Par ailleurs, le célèbre rappeur allemand Capital Bra a fait sensation en affirmant qu'il éprouvait une nouvelle sympathie pour l'AfD. Lorsqu'il a expliqué pourquoi, le musicien d'origine ukrainienne a déclaré qu'on lui refusait un passeport allemand avant d'affirmer : "Soudain, des gens viennent ici, vivent ici pendant un mois et obtiennent un passeport allemand."
La "turbo-naturalisation" ?
La plupart des affirmations trompeuses concernant le processus de naturalisation en Allemagne découlent de la décision de l'ancien gouvernement de réformer ses lois sur le processus d'acquisition de la nationalité allemande.

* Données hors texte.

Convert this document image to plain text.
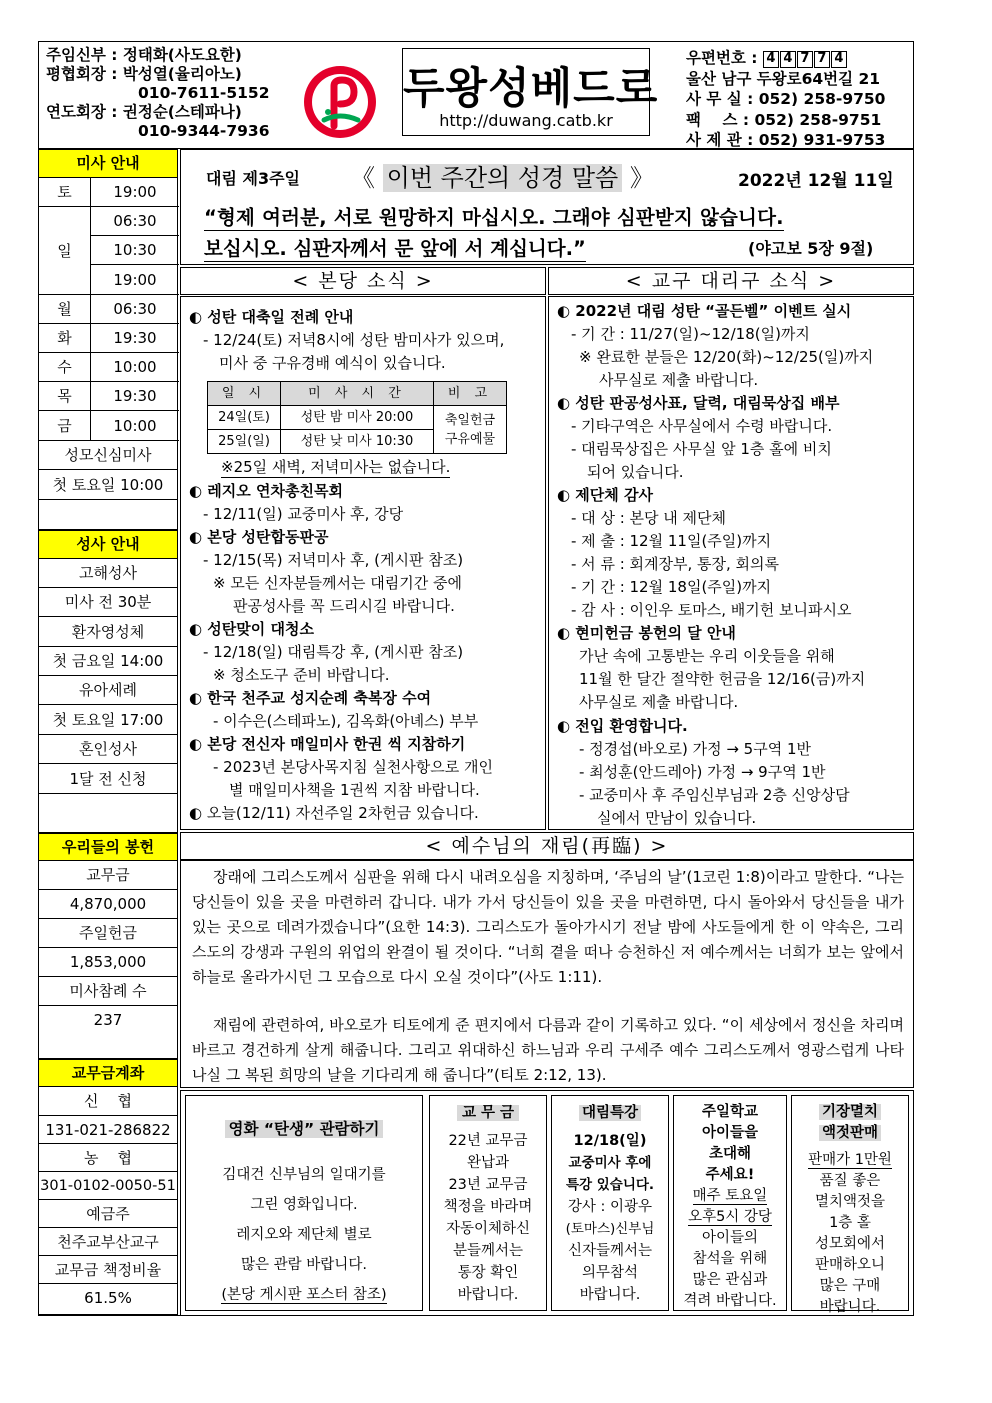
주임신부 : 정태화(사도요한)
평협회장 : 박성열(율리아노)
010-7611-5152
연도회장 : 권정순(스테파나)
010-9344-7936
두왕성베드로
http://duwang.catb.kr
우편번호 : 4 4 7 7 4
울산 남구 두왕로64번길 21
사 무 실 : 052) 258-9750
팩    스 : 052) 258-9751
사 제 관 : 052) 931-9753
미사 안내
토	19:00
일
06:30
10:30
19:00
월	06:30
화	19:30
수	10:00
목	19:30
금	10:00
성모신심미사
첫 토요일 10:00
성사 안내
고해성사
미사 전 30분
환자영성체
첫 금요일 14:00
유아세례
첫 토요일 17:00
혼인성사
1달 전 신청
우리들의 봉헌
교무금
4,870,000
주일헌금
1,853,000
미사참례 수
237
교무금계좌
신    협
131-021-286822
농    협
301-0102-0050-51
예금주
천주교부산교구
교무금 책정비율
61.5%
대림 제3주일 《 이번 주간의 성경 말씀 》	2022년 12월 11일
“형제 여러분, 서로 원망하지 마십시오. 그래야 심판받지 않습니다.
보십시오. 심판자께서 문 앞에 서 계십니다.”	(야고보 5장 9절)
< 본당 소식 >	< 교구 대리구 소식 >
◐ 성탄 대축일 전례 안내
- 12/24(토) 저녁8시에 성탄 밤미사가 있으며,
미사 중 구유경배 예식이 있습니다.
일 시	미 사 시 간	비 고
24일(토)	성탄 밤 미사 20:00	축일헌금
구유예물

25일(일)	성탄 낮 미사 10:30	
※25일 새벽, 저녁미사는 없습니다.
◐ 레지오 연차총친목회
- 12/11(일) 교중미사 후, 강당
◐ 본당 성탄합동판공
- 12/15(목) 저녁미사 후, (게시판 참조)
※ 모든 신자분들께서는 대림기간 중에
판공성사를 꼭 드리시길 바랍니다.
◐ 성탄맞이 대청소
- 12/18(일) 대림특강 후, (게시판 참조)
※ 청소도구 준비 바랍니다.
◐ 한국 천주교 성지순례 축복장 수여
- 이수은(스테파노), 김옥화(아녜스) 부부
◐ 본당 전신자 매일미사 한권 씩 지참하기
- 2023년 본당사목지침 실천사항으로 개인
별 매일미사책을 1권씩 지참 바랍니다.
◐ 오늘(12/11) 자선주일 2차헌금 있습니다.
◐ 2022년 대림 성탄 “골든벨” 이벤트 실시
- 기 간 : 11/27(일)~12/18(일)까지
※ 완료한 분들은 12/20(화)~12/25(일)까지
사무실로 제출 바랍니다.
◐ 성탄 판공성사표, 달력, 대림묵상집 배부
- 기타구역은 사무실에서 수령 바랍니다.
- 대림묵상집은 사무실 앞 1층 홀에 비치
되어 있습니다.
◐ 제단체 감사
- 대 상 : 본당 내 제단체
- 제 출 : 12월 11일(주일)까지
- 서 류 : 회계장부, 통장, 회의록
- 기 간 : 12월 18일(주일)까지
- 감 사 : 이인우 토마스, 배기헌 보니파시오
◐ 현미헌금 봉헌의 달 안내
가난 속에 고통받는 우리 이웃들을 위해
11월 한 달간 절약한 헌금을 12/16(금)까지
사무실로 제출 바랍니다.
◐ 전입 환영합니다.
- 정경섭(바오로) 가정 → 5구역 1반
- 최성훈(안드레아) 가정 → 9구역 1반
- 교중미사 후 주임신부님과 2층 신앙상담
실에서 만남이 있습니다.
< 예수님의 재림(再臨) >

장래에 그리스도께서 심판을 위해 다시 내려오심을 지칭하며, ‘주님의 날’(1코린 1:8)이라고 말한다. “나는 당신들이 있을 곳을 마련하러 갑니다. 내가 가서 당신들이 있을 곳을 마련하면, 다시 돌아와서 당신들을 내가 있는 곳으로 데려가겠습니다”(요한 14:3). 그리스도가 돌아가시기 전날 밤에 사도들에게 한 이 약속은, 그리스도의 강생과 구원의 위업의 완결이 될 것이다. “너희 곁을 떠나 승천하신 저 예수께서는 너희가 보는 앞에서 하늘로 올라가시던 그 모습으로 다시 오실 것이다”(사도 1:11).

재림에 관련하여, 바오로가 티토에게 준 편지에서 다름과 같이 기록하고 있다. “이 세상에서 정신을 차리며 바르고 경건하게 살게 해줍니다. 그리고 위대하신 하느님과 우리 구세주 예수 그리스도께서 영광스럽게 나타나실 그 복된 희망의 날을 기다리게 해 줍니다”(티토 2:12, 13).

영화 “탄생” 관람하기
김대건 신부님의 일대기를
그린 영화입니다.
레지오와 제단체 별로
많은 관람 바랍니다.
(본당 게시판 포스터 참조)
교 무 금
22년 교무금
완납과
23년 교무금
책정을 바라며
자동이체하신
분들께서는
통장 확인
바랍니다.
대림특강
12/18(일)
교중미사 후에
특강 있습니다.
강사 : 이광우
(토마스)신부님
신자들께서는
의무참석
바랍니다.
주일학교
아이들을
초대해
주세요!
매주 토요일
오후5시 강당
아이들의
참석을 위해
많은 관심과
격려 바랍니다.
기장멸치
액젓판매
판매가 1만원
품질 좋은
멸치액젓을
1층 홀
성모회에서
판매하오니
많은 구매
바랍니다.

En 2024, une loi adoptée sous la coalition tripartite des sociaux-démocrates (SPD), des Verts et du Parti démocrate libre (FDP) a permis aux étrangers vivant en Allemagne d'obtenir un passeport allemand sans renoncer à leur citoyenneté antérieure, et de raccourcir l'obligation de résidence de huit à cinq ans.
Auparavant, l'Allemagne n'autorisait pas la double nationalité pour les ressortissants de pays non membres de l'UE, ce qui signifiait que les étrangers souhaitant devenir allemands devaient renoncer à leur nationalité antérieure, sauf dans des cas particuliers.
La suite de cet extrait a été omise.